Dewa sadar, dia mampu melewatinya.

Jadi yang pertama akan Dewa lakukan adalah, menghadapi sakit, dan melawannya.

Dewa mengusap air matanya, menatap sekeliling kamarnya dan tertunduk. "Udah mah sakit, masa mau jadi depresi juga?".

Kunci pintu yang diputar membuatnya menunggu pintu terbuka, dan disana dia melihat abangnya berdiri disana.

"Wa, apa yang lo takutin?".

Dewa tidak menjawab, dia masih larut dengan kesedihannya.
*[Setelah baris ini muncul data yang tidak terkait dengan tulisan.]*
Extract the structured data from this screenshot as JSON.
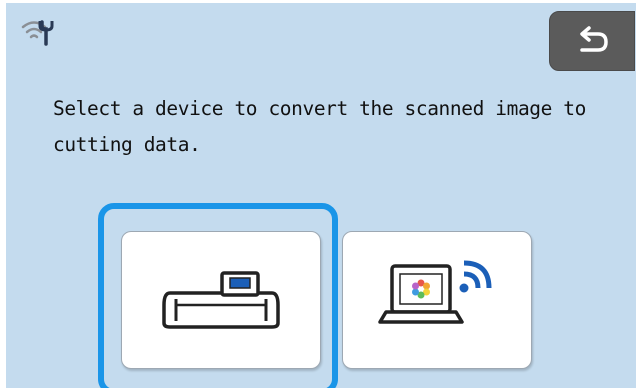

"Iya, gue ngerti lo masih muda lo baru ultah ke 20, masih banyak cita-cita lo" Ben tidak menunggu jawaban Dewa, dia hanya ingin Dewa mendengarkan dia berbicara.
"Tapi yang lebih takut itu gue, gue lebih dari terbiasa sama lo. Dan gue gak pernah bisa bayangin, sehari aja gak ada lo. Apa lo mau janji ma gue, lo bakal selalu sama gue, dan gue janjiin ada kata sembuh di akhir cerita lo".

Dewa berbalik, dia ingat sekarang. Bukan hanya dirinya yang menumpukan hidup pada seorang Dewa.

Ada Abangnya, abang yang selama dua puluh tahun ini satu-satunya orang yang dia miliki dan sebut sebagai keluarga.

Dia menarik air matanya kembali, lalu tersenyum mengingat janji yang di ucapkan sang abang.

"Makasih Bang, gue janji. Tapi lo juga harus janji ama gue".

Ben mengangguk yakin, "Iya gue janji, jangan nangis lagi dong. Abang lo yang ganteng ini udah beliin lo nasi kebuli nih".

Dewa berdecak, seolah sesak di hatinya sedikit demi sedikit mengurai.

Kali ini, dia ingin egois dan membagi sakitnya pada sang abang. Agar abangnya bisa menepati janjinya, dan dia juga akan mencoba menepati janji.

"Emang boleh?" tanya Dewa.

Ben mengebaskan tangannya di depan wajah Dewa, "Boleh, lah. Kan gue dokter lo".

"Sial banget, dokter gue cem lo".

Ben tidak menyahuti, dia langsung berdiri dan menjulurkan tangannya.

Ketika Dewa membalas ulurannya dia menarik adiknya untuk bangkit.

Dewa tersenyum, menuliskan apa yang akan dia lakukan setelah ini di dalam hatinya.
Membahagiakan abang.

Dia akan berjuang bukan untuk dirinya sendiri, tapi juga demi sang abang.

Memikirkan sang abang, membuatnya mengingat keluarga yang dia tidak pernah ingin tahu.

Dia akan bertemu sang adik tiri, Lalice. Bagaimanapun caranya, menjadi abang yang baik sama seperti abangnya menjadi abang yang baik tentu saja.

Menerima Papa, menjadi anak yang baik untuk Papa dan membahagiakan orang yang sudah memberinya kehidupan ini.

Dia tersenyum tipis dengan rencananya, dia juga akan bertemu dengan Mama. Mengatakan bahwa dia memaafkan sang mama, dan memulai hidup yang lebih baik.

Semoga dia tidak lupa dengan apa yang akan dia lakukan.

Kanker bukan akhir dari segalanya, tapi awal dari kisah yang akan dia rangkai.

Dia akan berjuang, dengan Kanker yang dia miliki.

Inspired when I heard this song, jadi kefikiran deh bikin beginian.

Ada yang bilang kangen Dewa hidup juga, kan?